Detroit demolition program back in business after being halted amid corruption allegations

Posted at 5:30 PM, Oct 17, 2016
and last updated 2016-10-17 17:30:47-04

A major part of Detroit’s blight and demolition program is back in business this week, but this hasn’t been easy, with allegations of corruption and collusion in the city’s use of tens millions of dollars in federal grants.

There have been months of investigations.

The demolition restart will only happen with new state oversight, right on site.

It was shut down for weeks to get the mess cleaned up.

The state shut down the Detroit demolition program in August with what are called Hardest Hit Funds federal grants.

Two state housing officials will be on site, working with the Detroit Land Bank and Detroit Building Authority to watch over operations.

The state will conduct quality control audits.

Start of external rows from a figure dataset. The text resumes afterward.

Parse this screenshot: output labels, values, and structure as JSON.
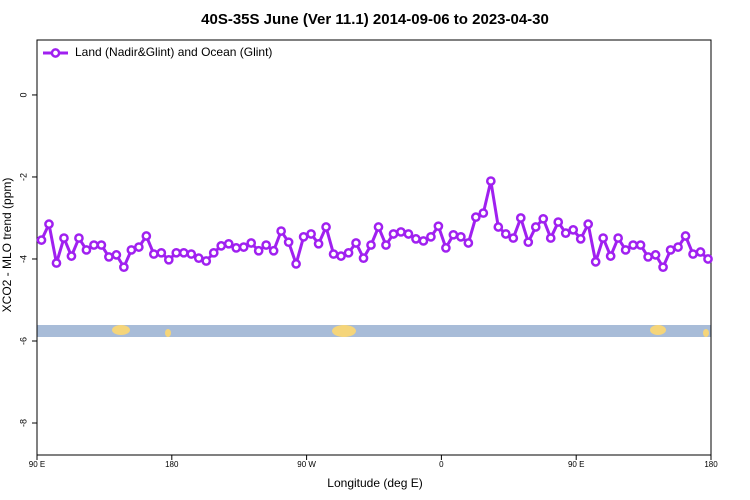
{
  "chart_data": {
    "type": "line",
    "title": "40S-35S June (Ver 11.1)   2014-09-06 to 2023-04-30",
    "x_label": "Longitude (deg E)",
    "y_label": "XCO2 - MLO trend (ppm)",
    "x": [
      93,
      98,
      103,
      108,
      113,
      118,
      123,
      128,
      133,
      138,
      143,
      148,
      153,
      158,
      163,
      168,
      173,
      178,
      183,
      188,
      193,
      198,
      203,
      208,
      213,
      218,
      223,
      228,
      233,
      238,
      243,
      248,
      253,
      258,
      263,
      268,
      273,
      278,
      283,
      288,
      293,
      298,
      303,
      308,
      313,
      318,
      323,
      328,
      333,
      338,
      343,
      348,
      353,
      358,
      363,
      368,
      373,
      378,
      383,
      388,
      393,
      398,
      403,
      408,
      413,
      418,
      423,
      428,
      433,
      438,
      443,
      448,
      453,
      458,
      463,
      468,
      473,
      478,
      483,
      488,
      493,
      498,
      503,
      508,
      513,
      518,
      523,
      528,
      533,
      538
    ],
    "series": [
      {
        "name": "Land (Nadir&Glint) and Ocean (Glint)",
        "color": "#a020f0",
        "values": [
          -3.54,
          -3.15,
          -4.1,
          -3.49,
          -3.93,
          -3.49,
          -3.78,
          -3.66,
          -3.66,
          -3.95,
          -3.9,
          -4.2,
          -3.78,
          -3.71,
          -3.44,
          -3.88,
          -3.85,
          -4.02,
          -3.85,
          -3.85,
          -3.88,
          -3.98,
          -4.05,
          -3.85,
          -3.68,
          -3.63,
          -3.73,
          -3.71,
          -3.61,
          -3.8,
          -3.66,
          -3.8,
          -3.32,
          -3.59,
          -4.12,
          -3.46,
          -3.39,
          -3.63,
          -3.22,
          -3.88,
          -3.93,
          -3.85,
          -3.61,
          -3.98,
          -3.66,
          -3.22,
          -3.66,
          -3.39,
          -3.34,
          -3.39,
          -3.51,
          -3.56,
          -3.46,
          -3.2,
          -3.73,
          -3.41,
          -3.46,
          -3.61,
          -2.98,
          -2.88,
          -2.1,
          -3.22,
          -3.39,
          -3.49,
          -3.0,
          -3.59,
          -3.22,
          -3.02,
          -3.49,
          -3.1,
          -3.37,
          -3.29,
          -3.51,
          -3.15,
          -4.07,
          -3.49,
          -3.93,
          -3.49,
          -3.78,
          -3.66,
          -3.66,
          -3.95,
          -3.9,
          -4.2,
          -3.78,
          -3.71,
          -3.44,
          -3.88,
          -3.83,
          -4.0
        ]
      }
    ],
    "xlim": [
      90,
      540
    ],
    "xticks": [
      {
        "value": 90,
        "label": "90 E"
      },
      {
        "value": 180,
        "label": "180"
      },
      {
        "value": 270,
        "label": "90 W"
      },
      {
        "value": 360,
        "label": "0"
      },
      {
        "value": 450,
        "label": "90 E"
      },
      {
        "value": 540,
        "label": "180"
      }
    ],
    "ylim": [
      -8.78,
      1.34
    ],
    "yticks": [
      0,
      -2,
      -4,
      -6,
      -8
    ],
    "legend": "top-left",
    "grid": false
  }
}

Demolition contractors can only bid on up to 50 houses at a time.

Subcontractors must be disclosed and the mark up on their work is limited to 10%.

There were allegations the fix was in for contractors to get sweetheart deals.

Former consultant Barry Ellentuck was charged but found innocent of overbilling the city. He’s alleged tens of millions of dollars in corruption and collusion.

Mayor Duggan would not discuss any personnel changes or specifics in state and federal investigations that have been going on for a year.

The state and feds don’t discuss ongoing investigations.

The mayor says they’ve demolished more than 10,000 buildings over the last 3 years, most of those with those federal Hardest Hit Funds.

Twelve hundred homes are now on the list with this new money.